Hydrogen is expected to play a growing role in the global transition to cleaner energy, with demand projected to increase fivefold by 2050. Clean hydrogen production could reach 60% by 2035, supported by significant investments and an expanding number of projects worldwide. According to data from the Hydrogen Council and McKinsey, about $680 billion in investment may be needed through 2030 to realize these projects.
Currently, more than 60 governments have adopted hydrogen strategies. The number of planned hydrogen projects has risen sharply from around 200 in 2021 to over 1,500 globally—a growth of approximately 600%. Europe leads with 617 planned projects and a total announced investment of $199 billion.
Despite this momentum, the development of hydrogen infrastructure faces challenges related to political, economic, and regulatory factors. Policymakers are urged to address cost issues so that hydrogen can scale competitively against other energy sources. Safety remains a key concern due to the inherent risks associated with hydrogen.
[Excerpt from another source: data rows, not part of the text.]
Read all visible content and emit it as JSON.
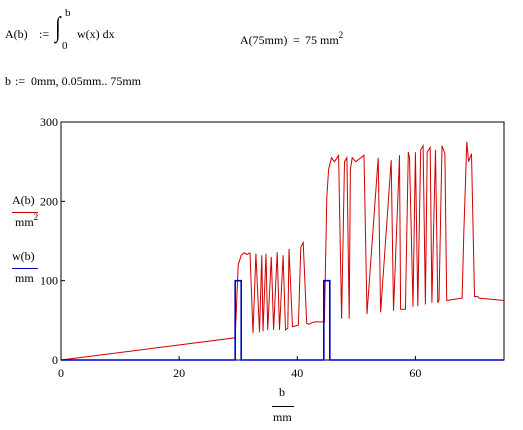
{
  "worksheet": {
    "def_lhs": "A(b)",
    "assign_op": ":=",
    "integral_upper": "b",
    "integral_lower": "0",
    "integrand": "w(x) dx",
    "result_lhs": "A(75mm)",
    "result_eq": "=",
    "result_value": "75",
    "result_unit": "mm",
    "result_unit_exp": "2",
    "range_lhs": "b",
    "range_op": ":=",
    "range_rhs": "0mm, 0.05mm.. 75mm"
  },
  "chart_data": {
    "type": "line",
    "xlim": [
      0,
      75
    ],
    "ylim": [
      0,
      300
    ],
    "x_ticks": [
      "0",
      "20",
      "40",
      "60"
    ],
    "y_ticks": [
      "0",
      "100",
      "200",
      "300"
    ],
    "xlabel_num": "b",
    "xlabel_den": "mm",
    "ylabel_1_num": "A(b)",
    "ylabel_1_den": "mm",
    "ylabel_1_den_exp": "2",
    "ylabel_2_num": "w(b)",
    "ylabel_2_den": "mm",
    "grid": false,
    "series": [
      {
        "color": "#d00000",
        "x": [
          0,
          29.5,
          30,
          30.5,
          31,
          31.5,
          32,
          32.5,
          33,
          33.6,
          34,
          34.2,
          34.7,
          35,
          35.6,
          36,
          36.6,
          37,
          37.6,
          38,
          38.4,
          38.6,
          39.2,
          40.2,
          40.6,
          41,
          41.6,
          42,
          42.5,
          43,
          44.6,
          45,
          45.3,
          45.8,
          46.3,
          47,
          47.5,
          48,
          48.4,
          48.8,
          49,
          49.3,
          49.9,
          51.3,
          51.8,
          53.7,
          54.1,
          55.9,
          56.3,
          57.3,
          57.5,
          58.3,
          58.8,
          59,
          59.6,
          60,
          60.4,
          60.9,
          61.3,
          61.7,
          62,
          62.5,
          62.8,
          63.4,
          63.8,
          64,
          64.5,
          65,
          65.3,
          67.9,
          68.2,
          68.7,
          69,
          69.5,
          70,
          70.5,
          70.8,
          75
        ],
        "y": [
          0,
          28,
          120,
          132,
          135,
          133,
          135,
          34,
          134,
          35,
          132,
          36,
          134,
          38,
          130,
          38,
          136,
          38,
          132,
          38,
          40,
          140,
          42,
          44,
          142,
          148,
          46,
          45,
          47,
          48,
          48,
          205,
          240,
          255,
          250,
          258,
          52,
          250,
          255,
          52,
          240,
          255,
          250,
          258,
          58,
          255,
          60,
          252,
          62,
          258,
          64,
          64,
          262,
          255,
          67,
          262,
          68,
          265,
          270,
          70,
          262,
          268,
          72,
          265,
          72,
          75,
          270,
          260,
          75,
          78,
          160,
          275,
          250,
          260,
          80,
          80,
          78,
          75
        ]
      },
      {
        "color": "#0000c8",
        "x": [
          0,
          29.5,
          29.5,
          30.5,
          30.5,
          44.5,
          44.5,
          45.5,
          45.5,
          75
        ],
        "y": [
          0,
          0,
          100,
          100,
          0,
          0,
          100,
          100,
          0,
          0
        ]
      }
    ]
  }
}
The insurance industry is expected to play a central role as hydrogen becomes more integrated into various sectors. Allianz Commercial estimates that the insurance market for hydrogen project coverage could exceed US$3 billion in premiums by 2030.
“Insurers have a key role to play in the development of the hydrogen economy, enabling investment and innovation, and providing risk management advice and guidance. Collaboration and knowledge-sharing within this industry are essential for developing best practices and building expertise. By addressing these multi-faceted challenges, the insurance sector can support the growth of the hydrogen economy and help facilitate the transition to net-zero emissions,” says Anthony Vassallo, Global Head of Natural Resources at Allianz Commercial.
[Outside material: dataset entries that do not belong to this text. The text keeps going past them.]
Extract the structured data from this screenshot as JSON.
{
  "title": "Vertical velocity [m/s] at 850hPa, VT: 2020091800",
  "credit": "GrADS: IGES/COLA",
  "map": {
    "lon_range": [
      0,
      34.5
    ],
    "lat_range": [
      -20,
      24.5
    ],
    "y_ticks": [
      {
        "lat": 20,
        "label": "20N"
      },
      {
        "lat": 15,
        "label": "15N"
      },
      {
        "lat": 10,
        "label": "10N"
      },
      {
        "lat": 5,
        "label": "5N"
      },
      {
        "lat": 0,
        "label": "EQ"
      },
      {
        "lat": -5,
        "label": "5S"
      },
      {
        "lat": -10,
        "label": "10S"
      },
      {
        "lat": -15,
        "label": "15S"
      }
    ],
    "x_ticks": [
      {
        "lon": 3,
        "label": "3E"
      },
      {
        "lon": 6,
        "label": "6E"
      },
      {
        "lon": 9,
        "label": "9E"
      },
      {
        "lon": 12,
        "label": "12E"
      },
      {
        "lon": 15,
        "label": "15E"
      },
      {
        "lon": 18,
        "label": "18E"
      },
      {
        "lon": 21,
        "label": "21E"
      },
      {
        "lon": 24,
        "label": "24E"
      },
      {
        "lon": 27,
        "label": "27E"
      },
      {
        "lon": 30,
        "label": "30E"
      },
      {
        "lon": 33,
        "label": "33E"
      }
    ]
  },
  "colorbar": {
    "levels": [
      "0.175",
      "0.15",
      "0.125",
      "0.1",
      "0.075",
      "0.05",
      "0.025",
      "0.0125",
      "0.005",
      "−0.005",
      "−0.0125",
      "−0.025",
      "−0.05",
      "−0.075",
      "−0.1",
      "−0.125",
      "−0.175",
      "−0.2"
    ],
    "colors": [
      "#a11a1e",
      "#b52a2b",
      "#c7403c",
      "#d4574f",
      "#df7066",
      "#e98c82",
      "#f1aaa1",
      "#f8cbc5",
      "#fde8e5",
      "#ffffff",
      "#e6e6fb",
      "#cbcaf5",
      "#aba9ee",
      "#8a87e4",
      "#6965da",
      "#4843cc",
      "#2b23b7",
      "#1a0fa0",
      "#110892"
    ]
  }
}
While hydrogen has long been used in chemical and refinery sectors—with well-known risks such as fire, explosion, and embrittlement—its expansion into new industries brings additional challenges. Large-scale projects will require enhanced risk management as they involve storage and high-temperature combustion processes that can lead to leaks or explosions. Transport applications like fuel cell vehicles also face risks including embrittlement and leaks; port operators must manage highly flammable fuels.
“Evolving technologies always pose challenges such as raising the risk of serial losses, where a common fault requires the replacement of equipment across a project or multiple projects. For example, a large hydrogen production facility could involve hundreds of electrolyzers, with the same design replicated at multiple plants. Serial defect claims have already been seen with wind turbines, leading to large losses for companies and insurers. Meanwhile, as the hydrogen industry scales up, supply chains may come under increasing pressure, with the risk of capacity constraints, and delays for replacement parts,” adds Harald Dimpflmaier, a Regional Head of Natural Resources at Allianz Commercial.
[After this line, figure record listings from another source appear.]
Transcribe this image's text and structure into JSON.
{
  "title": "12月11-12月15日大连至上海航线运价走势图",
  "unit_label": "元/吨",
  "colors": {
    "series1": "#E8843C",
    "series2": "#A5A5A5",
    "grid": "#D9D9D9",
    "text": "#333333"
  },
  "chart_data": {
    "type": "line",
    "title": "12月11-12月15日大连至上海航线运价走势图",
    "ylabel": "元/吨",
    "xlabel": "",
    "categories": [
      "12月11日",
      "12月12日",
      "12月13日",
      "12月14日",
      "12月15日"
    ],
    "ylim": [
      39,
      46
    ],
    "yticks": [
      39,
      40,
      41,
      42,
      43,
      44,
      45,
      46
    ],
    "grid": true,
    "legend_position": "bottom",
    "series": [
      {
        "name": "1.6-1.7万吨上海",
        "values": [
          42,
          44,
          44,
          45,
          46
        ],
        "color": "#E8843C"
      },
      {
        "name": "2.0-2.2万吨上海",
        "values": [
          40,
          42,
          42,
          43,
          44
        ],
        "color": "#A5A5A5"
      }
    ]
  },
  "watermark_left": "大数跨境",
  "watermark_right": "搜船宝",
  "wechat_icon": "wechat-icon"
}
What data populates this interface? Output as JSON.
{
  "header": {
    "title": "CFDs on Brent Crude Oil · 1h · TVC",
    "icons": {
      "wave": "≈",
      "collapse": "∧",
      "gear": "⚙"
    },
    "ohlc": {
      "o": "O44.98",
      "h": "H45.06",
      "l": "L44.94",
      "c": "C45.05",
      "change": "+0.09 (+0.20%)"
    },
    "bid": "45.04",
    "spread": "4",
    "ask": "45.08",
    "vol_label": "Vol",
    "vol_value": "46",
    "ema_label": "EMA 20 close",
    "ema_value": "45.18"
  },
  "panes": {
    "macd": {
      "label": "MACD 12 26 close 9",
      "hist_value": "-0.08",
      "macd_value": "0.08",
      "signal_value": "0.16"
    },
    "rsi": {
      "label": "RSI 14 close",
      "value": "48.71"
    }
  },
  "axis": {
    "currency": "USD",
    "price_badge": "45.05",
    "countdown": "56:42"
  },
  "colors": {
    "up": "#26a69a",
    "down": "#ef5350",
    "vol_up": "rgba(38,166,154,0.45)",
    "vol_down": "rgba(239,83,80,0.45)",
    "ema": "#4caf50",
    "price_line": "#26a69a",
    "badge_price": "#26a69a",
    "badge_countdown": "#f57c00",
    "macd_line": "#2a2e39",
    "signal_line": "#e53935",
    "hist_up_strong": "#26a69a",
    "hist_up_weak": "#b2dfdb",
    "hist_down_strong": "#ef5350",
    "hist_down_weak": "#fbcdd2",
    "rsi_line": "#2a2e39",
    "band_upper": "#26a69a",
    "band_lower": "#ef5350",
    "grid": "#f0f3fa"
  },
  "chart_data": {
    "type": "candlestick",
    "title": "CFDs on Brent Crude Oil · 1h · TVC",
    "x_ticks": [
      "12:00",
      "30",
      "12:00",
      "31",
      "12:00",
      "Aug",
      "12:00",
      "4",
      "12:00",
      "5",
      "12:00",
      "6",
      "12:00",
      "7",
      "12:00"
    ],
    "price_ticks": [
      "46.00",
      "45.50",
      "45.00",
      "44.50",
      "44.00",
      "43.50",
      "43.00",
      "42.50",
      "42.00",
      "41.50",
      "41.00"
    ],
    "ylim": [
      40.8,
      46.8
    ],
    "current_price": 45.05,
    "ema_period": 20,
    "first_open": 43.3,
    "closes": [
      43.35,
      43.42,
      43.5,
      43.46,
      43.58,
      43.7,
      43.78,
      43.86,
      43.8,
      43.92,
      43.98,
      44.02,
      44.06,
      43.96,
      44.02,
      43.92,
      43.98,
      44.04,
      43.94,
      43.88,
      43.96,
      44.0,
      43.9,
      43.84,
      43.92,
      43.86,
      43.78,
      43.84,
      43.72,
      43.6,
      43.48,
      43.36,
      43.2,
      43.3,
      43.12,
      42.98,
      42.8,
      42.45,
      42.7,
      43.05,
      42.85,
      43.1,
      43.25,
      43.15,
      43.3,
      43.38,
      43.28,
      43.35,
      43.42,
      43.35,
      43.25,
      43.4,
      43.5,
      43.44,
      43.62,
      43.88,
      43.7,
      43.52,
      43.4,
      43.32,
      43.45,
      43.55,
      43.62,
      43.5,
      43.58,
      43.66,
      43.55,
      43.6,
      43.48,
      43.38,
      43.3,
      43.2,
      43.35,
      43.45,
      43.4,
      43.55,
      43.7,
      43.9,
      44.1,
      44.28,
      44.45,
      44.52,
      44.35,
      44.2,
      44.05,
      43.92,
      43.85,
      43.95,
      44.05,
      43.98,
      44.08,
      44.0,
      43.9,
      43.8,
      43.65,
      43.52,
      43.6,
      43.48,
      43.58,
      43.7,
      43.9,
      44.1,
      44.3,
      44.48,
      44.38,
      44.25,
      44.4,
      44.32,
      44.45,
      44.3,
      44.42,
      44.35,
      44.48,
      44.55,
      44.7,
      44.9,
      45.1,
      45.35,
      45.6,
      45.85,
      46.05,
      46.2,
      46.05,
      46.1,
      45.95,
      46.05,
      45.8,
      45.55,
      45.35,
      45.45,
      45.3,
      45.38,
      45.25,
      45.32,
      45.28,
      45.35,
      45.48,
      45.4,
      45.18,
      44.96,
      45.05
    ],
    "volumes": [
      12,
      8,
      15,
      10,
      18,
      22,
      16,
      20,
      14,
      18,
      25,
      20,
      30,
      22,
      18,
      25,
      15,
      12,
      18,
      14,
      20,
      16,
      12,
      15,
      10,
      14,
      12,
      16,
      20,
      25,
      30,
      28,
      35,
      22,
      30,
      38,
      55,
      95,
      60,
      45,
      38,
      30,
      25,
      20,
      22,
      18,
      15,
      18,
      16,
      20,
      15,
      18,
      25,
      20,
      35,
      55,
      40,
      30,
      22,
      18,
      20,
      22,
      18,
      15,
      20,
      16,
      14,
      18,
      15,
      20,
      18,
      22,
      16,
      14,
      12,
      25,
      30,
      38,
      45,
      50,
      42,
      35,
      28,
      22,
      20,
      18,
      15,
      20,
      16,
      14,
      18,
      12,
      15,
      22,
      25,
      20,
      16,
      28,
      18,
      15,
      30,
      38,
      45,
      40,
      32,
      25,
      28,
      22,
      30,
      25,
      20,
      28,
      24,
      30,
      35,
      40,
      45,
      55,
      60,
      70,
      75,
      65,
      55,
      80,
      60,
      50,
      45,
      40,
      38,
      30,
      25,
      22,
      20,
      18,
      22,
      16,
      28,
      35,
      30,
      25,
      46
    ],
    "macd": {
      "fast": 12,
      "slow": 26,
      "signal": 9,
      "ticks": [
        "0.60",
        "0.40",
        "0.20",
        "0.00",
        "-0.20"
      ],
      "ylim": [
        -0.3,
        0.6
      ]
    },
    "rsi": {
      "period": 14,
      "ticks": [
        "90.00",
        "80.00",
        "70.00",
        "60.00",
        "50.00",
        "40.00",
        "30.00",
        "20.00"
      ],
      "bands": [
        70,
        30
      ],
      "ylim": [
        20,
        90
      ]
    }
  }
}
Safety throughout the value chain is critical due to hydrogen’s combustibility. Incidents such as an explosion at a refueling station in Southern Germany last year highlight these risks. Proper equipment design, maintenance procedures, use of compatible materials for embrittlement resistance, robust leak detection systems, facility design for hazard mitigation, and regular training are among recommended safety measures.
“Given the wide reach of the hydrogen value chain and its potential uses, the implications for insurance could be far-reaching, touching on multiple sectors and lines of business over the next decade. However, from an exposure and potential claims perspective, product lines such as Energy, Natural Resources and Liability are likely to see the biggest impact from hydrogen risks over the next five to 10 years, followed by Property and Marine,” explains Vassallo.
Allianz Commercial serves mid-sized businesses as well as large enterprises globally—including consumer brands and financial institutions—and covers unique risks such as offshore wind parks or infrastructure projects. In 2023 alone it generated around €18 billion in gross premium worldwide through its integrated business model spanning over 200 countries via its own teams or partners under Allianz Group.